Recently, LNS Research and MESA International completed the fourth edition of the biennial Metrics that Matter research study, which focuses on identifying the key trends within industry and the performance measurements that are driving value for companies today. In this iteration, the evolution of emerging technologies like the internet (and industrial subset) of things (IoT/IIoT), the cloud, and big data analytics was shown to be a substantial factor in how organizations are investing in financial and operational improvements and trying to drive ROI. There were some particularly interesting results on how companies are approaching analytics today and what trends are being seen within the areas of maintenance and asset performance management (APM).
In this article, we’ll dive deeper into the methodology of the study, important trends around awareness and adoption of technology, and how manufacturers are approaching analytics capabilities today to improve APM, minimize risk, and start the transition toward new business models enabled by new levels of reliability and uptime.
Changing view of manufacturing
The traditional view of manufacturing as a series of self-contained islands of automation, expertise, and control is becoming at odds with the situational reality. Both executives and IT staff are taking more interest in the interconnectedness of these areas than has been typical in the past. As the relationship between manufacturing performance and profitability becomes easier to identify and articulate, the C-suite is perking up to how manufacturing can be leveraged to transform business and the bottom line.

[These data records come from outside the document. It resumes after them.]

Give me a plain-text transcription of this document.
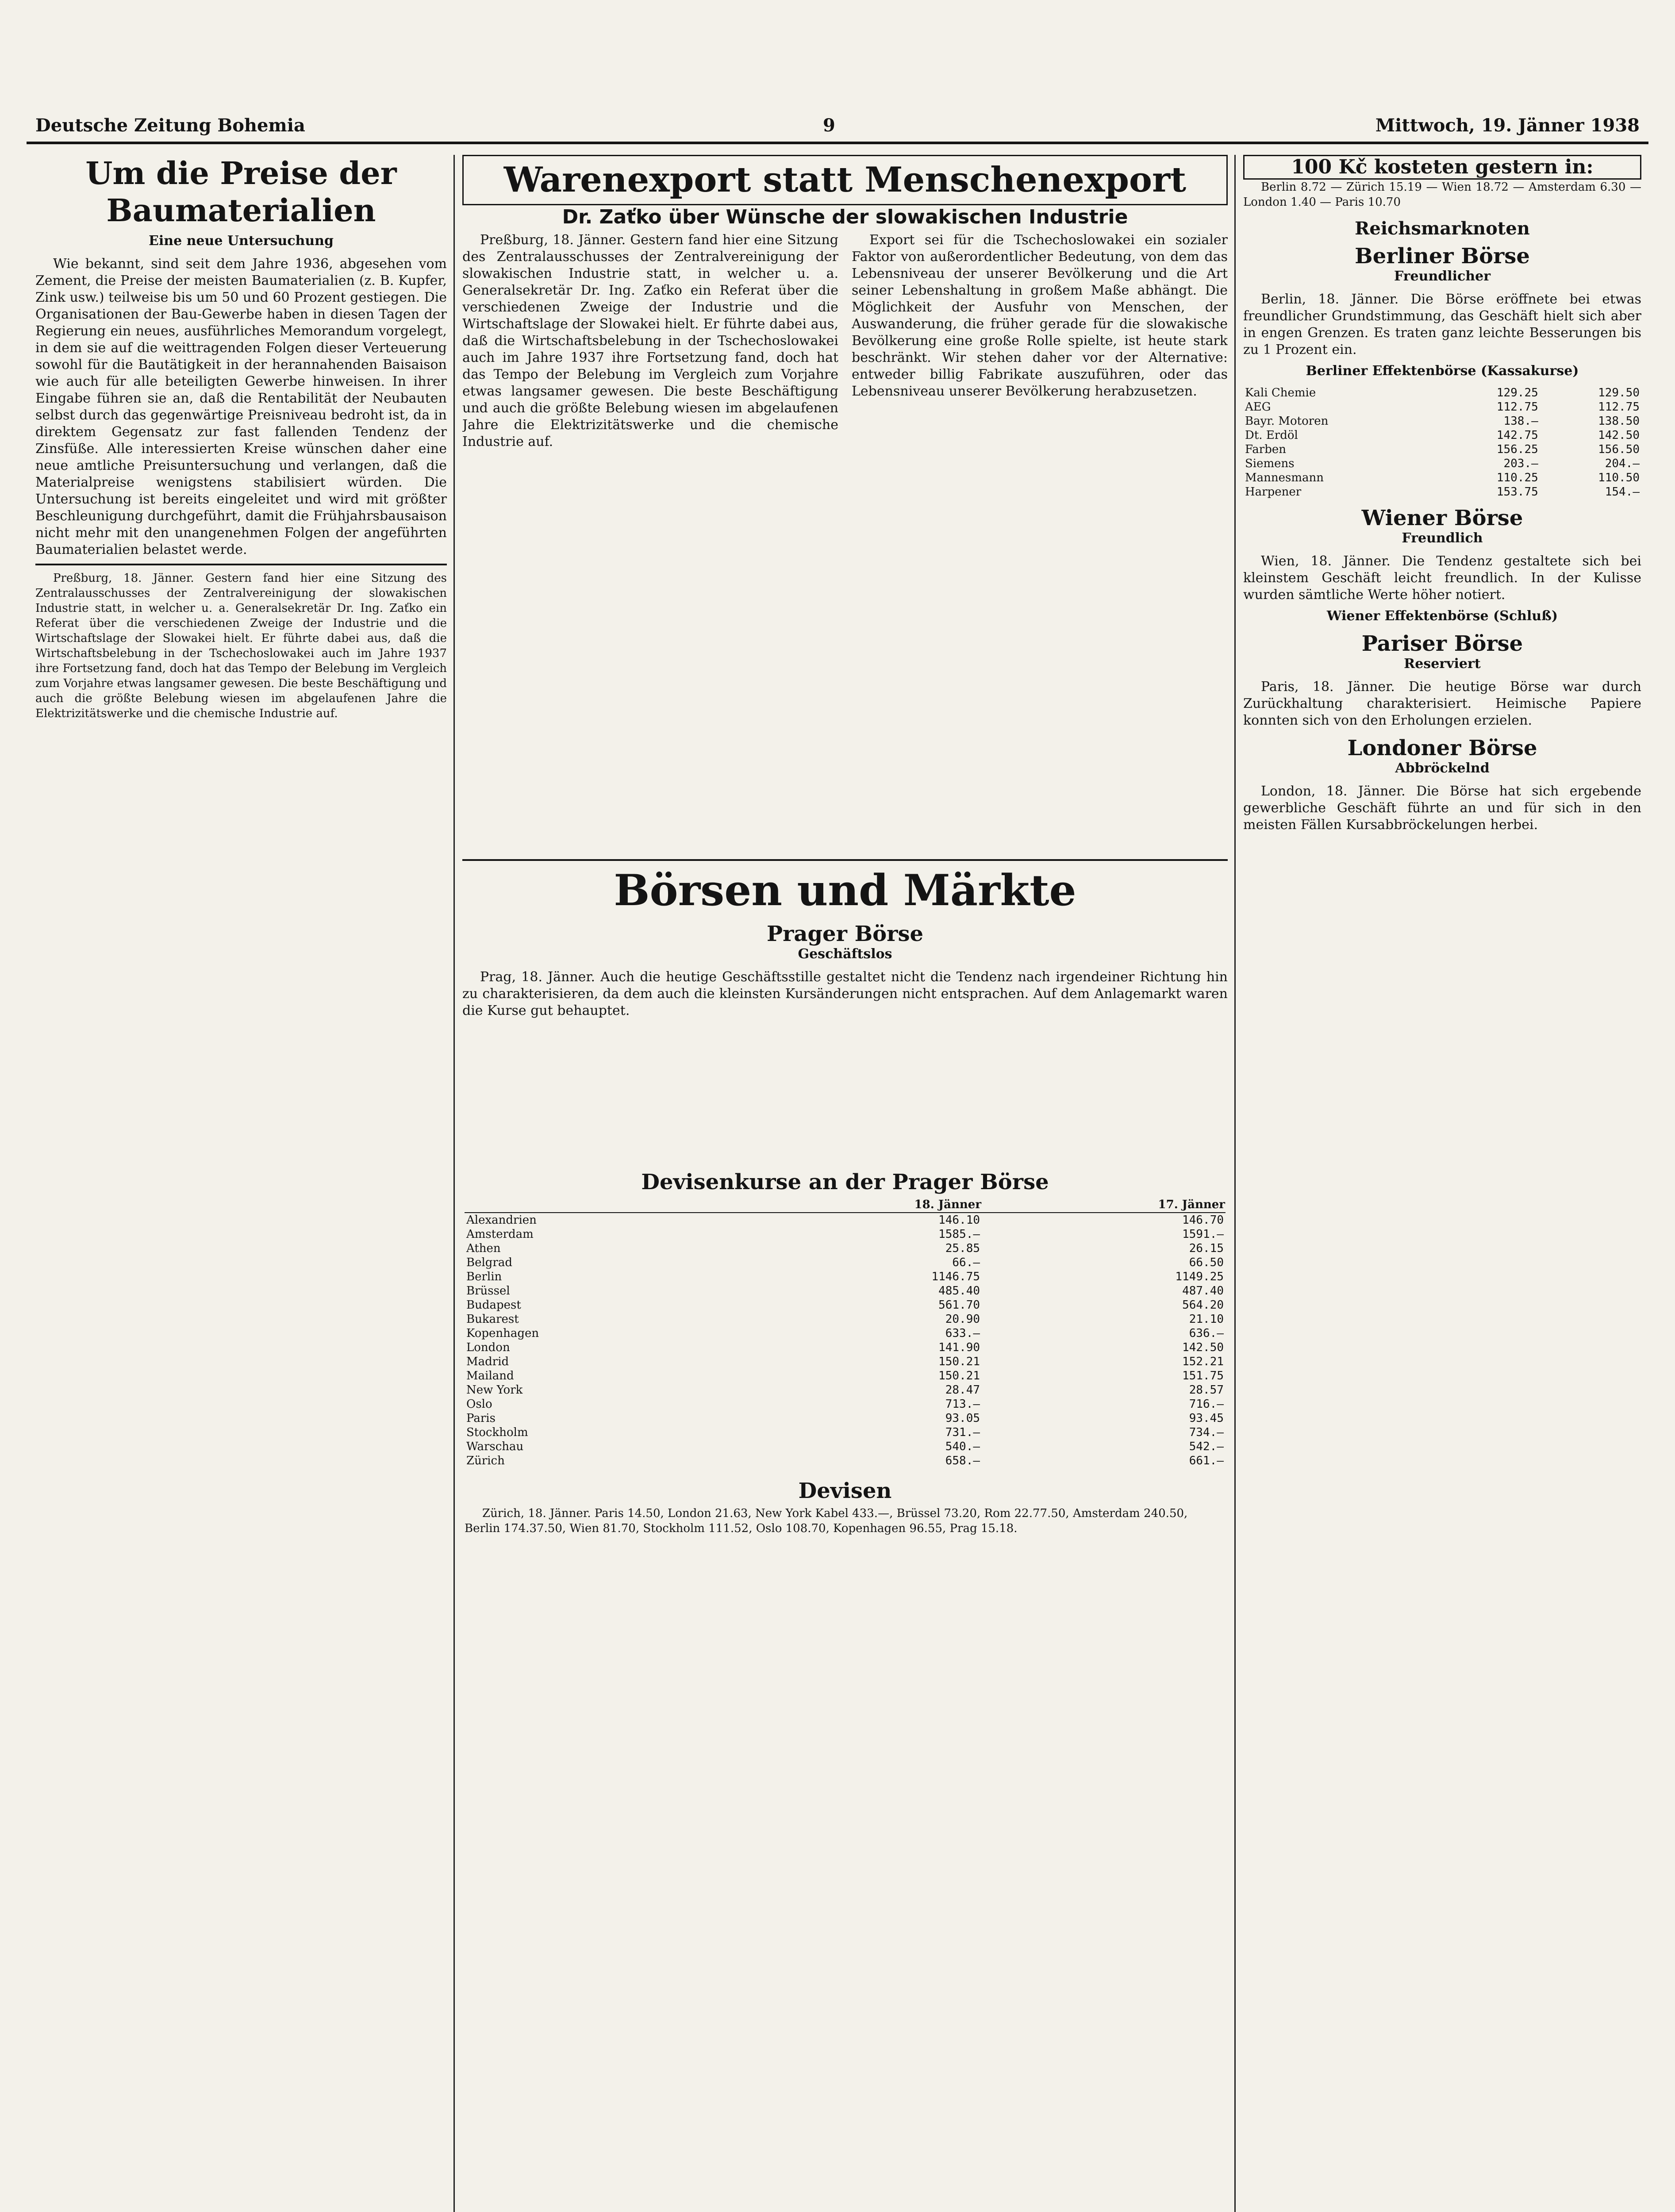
Deutsche Zeitung Bohemia	9	Mittwoch, 19. Jänner 1938
Um die Preise der Baumaterialien
Eine neue Untersuchung

Wie bekannt, sind seit dem Jahre 1936, abgesehen vom Zement, die Preise der meisten Baumaterialien (z. B. Kupfer, Zink usw.) teilweise bis um 50 und 60 Prozent gestiegen. Die Organisationen der Bau-Gewerbe haben in diesen Tagen der Regierung ein neues, ausführliches Memorandum vorgelegt, in dem sie auf die weittragenden Folgen dieser Verteuerung sowohl für die Bautätigkeit in der herannahenden Baisaison wie auch für alle beteiligten Gewerbe hinweisen. In ihrer Eingabe führen sie an, daß die Rentabilität der Neubauten selbst durch das gegenwärtige Preisniveau bedroht ist, da in direktem Gegensatz zur fast fallenden Tendenz der Zinsfüße. Alle interessierten Kreise wünschen daher eine neue amtliche Preisuntersuchung und verlangen, daß die Materialpreise wenigstens stabilisiert würden. Die Untersuchung ist bereits eingeleitet und wird mit größter Beschleunigung durchgeführt, damit die Frühjahrsbausaison nicht mehr mit den unangenehmen Folgen der angeführten Baumaterialien belastet werde.

Preßburg, 18. Jänner. Gestern fand hier eine Sitzung des Zentralausschusses der Zentralvereinigung der slowakischen Industrie statt, in welcher u. a. Generalsekretär Dr. Ing. Zaťko ein Referat über die verschiedenen Zweige der Industrie und die Wirtschaftslage der Slowakei hielt. Er führte dabei aus, daß die Wirtschaftsbelebung in der Tschechoslowakei auch im Jahre 1937 ihre Fortsetzung fand, doch hat das Tempo der Belebung im Vergleich zum Vorjahre etwas langsamer gewesen. Die beste Beschäftigung und auch die größte Belebung wiesen im abgelaufenen Jahre die Elektrizitätswerke und die chemische Industrie auf.

Warenexport statt Menschenexport
Dr. Zaťko über Wünsche der slowakischen Industrie

Preßburg, 18. Jänner. Gestern fand hier eine Sitzung des Zentralausschusses der Zentralvereinigung der slowakischen Industrie statt, in welcher u. a. Generalsekretär Dr. Ing. Zaťko ein Referat über die verschiedenen Zweige der Industrie und die Wirtschaftslage der Slowakei hielt. Er führte dabei aus, daß die Wirtschaftsbelebung in der Tschechoslowakei auch im Jahre 1937 ihre Fortsetzung fand, doch hat das Tempo der Belebung im Vergleich zum Vorjahre etwas langsamer gewesen. Die beste Beschäftigung und auch die größte Belebung wiesen im abgelaufenen Jahre die Elektrizitätswerke und die chemische Industrie auf.

Export sei für die Tschechoslowakei ein sozialer Faktor von außerordentlicher Bedeutung, von dem das Lebensniveau der unserer Bevölkerung und die Art seiner Lebenshaltung in großem Maße abhängt. Die Möglichkeit der Ausfuhr von Menschen, der Auswanderung, die früher gerade für die slowakische Bevölkerung eine große Rolle spielte, ist heute stark beschränkt. Wir stehen daher vor der Alternative: entweder billig Fabrikate auszuführen, oder das Lebensniveau unserer Bevölkerung herabzusetzen.

Börsen und Märkte
Prager Börse
Geschäftslos

Prag, 18. Jänner. Auch die heutige Geschäftsstille gestaltet nicht die Tendenz nach irgendeiner Richtung hin zu charakterisieren, da dem auch die kleinsten Kursänderungen nicht entsprachen. Auf dem Anlagemarkt waren die Kurse gut behauptet.

Devisenkurse an der Prager Börse
	18. Jänner	17. Jänner
Alexandrien	146.10	146.70
Amsterdam	1585.—	1591.—
Athen	25.85	26.15
Belgrad	66.—	66.50
Berlin	1146.75	1149.25
Brüssel	485.40	487.40
Budapest	561.70	564.20
Bukarest	20.90	21.10
Kopenhagen	633.—	636.—
London	141.90	142.50
Madrid	150.21	152.21
Mailand	150.21	151.75
New York	28.47	28.57
Oslo	713.—	716.—
Paris	93.05	93.45
Stockholm	731.—	734.—
Warschau	540.—	542.—
Zürich	658.—	661.—
Devisen

Zürich, 18. Jänner. Paris 14.50, London 21.63, New York Kabel 433.—, Brüssel 73.20, Rom 22.77.50, Amsterdam 240.50, Berlin 174.37.50, Wien 81.70, Stockholm 111.52, Oslo 108.70, Kopenhagen 96.55, Prag 15.18.

100 Kč kosteten gestern in:

Berlin 8.72 — Zürich 15.19 — Wien 18.72 — Amsterdam 6.30 — London 1.40 — Paris 10.70

Reichsmarknoten
Berliner Börse
Freundlicher

Berlin, 18. Jänner. Die Börse eröffnete bei etwas freundlicher Grundstimmung, das Geschäft hielt sich aber in engen Grenzen. Es traten ganz leichte Besserungen bis zu 1 Prozent ein.

Berliner Effektenbörse (Kassakurse)
Kali Chemie	129.25	129.50
AEG	112.75	112.75
Bayr. Motoren	138.—	138.50
Dt. Erdöl	142.75	142.50
Farben	156.25	156.50
Siemens	203.—	204.—
Mannesmann	110.25	110.50
Harpener	153.75	154.—
Wiener Börse
Freundlich

Wien, 18. Jänner. Die Tendenz gestaltete sich bei kleinstem Geschäft leicht freundlich. In der Kulisse wurden sämtliche Werte höher notiert.

Wiener Effektenbörse (Schluß)
Pariser Börse
Reserviert

Paris, 18. Jänner. Die heutige Börse war durch Zurückhaltung charakterisiert. Heimische Papiere konnten sich von den Erholungen erzielen.

Londoner Börse
Abbröckelnd

London, 18. Jänner. Die Börse hat sich ergebende gewerbliche Geschäft führte an und für sich in den meisten Fällen Kursabbröckelungen herbei.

This is seen partly in an examination of who took the current Metrics that Matter survey (N = appx. 250 respondents). With respect to industry, geography, and revenue, the survey breakdown was in line with what we’ve come to expect in our surveys; however, there has been a shift in the individual respondent roles that reflects this evolution in how manufacturing is viewed within the enterprise.
We’re beginning to see more IT and operations management personnel take interest in the survey, while staff are tending to dominate in engineering roles.
Gap in IIoT knowledge is closing rapidly
The skew toward more IT executive participation makes sense given the technology changes coming down the pipeline. There is evidence that the IIoT is starting to factor more into manufacturing considerations, as the survey revealed a large bridging of the gap in IoT awareness and education over the past year: The percentage of survey respondents who indicated that they did not understand the internet of things went from 44% in 2015 to 19% this year. As this education trickles down into investments and implementations, over the coming years the use and sophistication of analytics within and outside the enterprise should continue to grow. Manufacturers already are beginning to use analytics in ways that are advancing maintenance, delivering new value to customers, and enabling new revenue streams/business models.
Analytics use cases inside/outside the enterprise
Not just big data but different data is a key theme as manufacturing software and its use evolves. The survey revealed some interesting use cases of data, both inside and outside the enterprise. While external data sharing instances are concentrated on improving quality and product delivery upstream to suppliers and downstream to customers, 8% of respondents today are sharing data to elevate equipment providers’ maintenance and quality processes.
Inside the plant, we see big data analytics used for a broader range and a larger number of activities. Though process improvement takes the top spot, it is clear that manufacturers are putting a high priority on a better understanding of the performance and output within individual plants and across them. Additionally, the focus on continuous improvement specific to APM is garnering considerable mindshare, with nearly a quarter of respondents indicating this.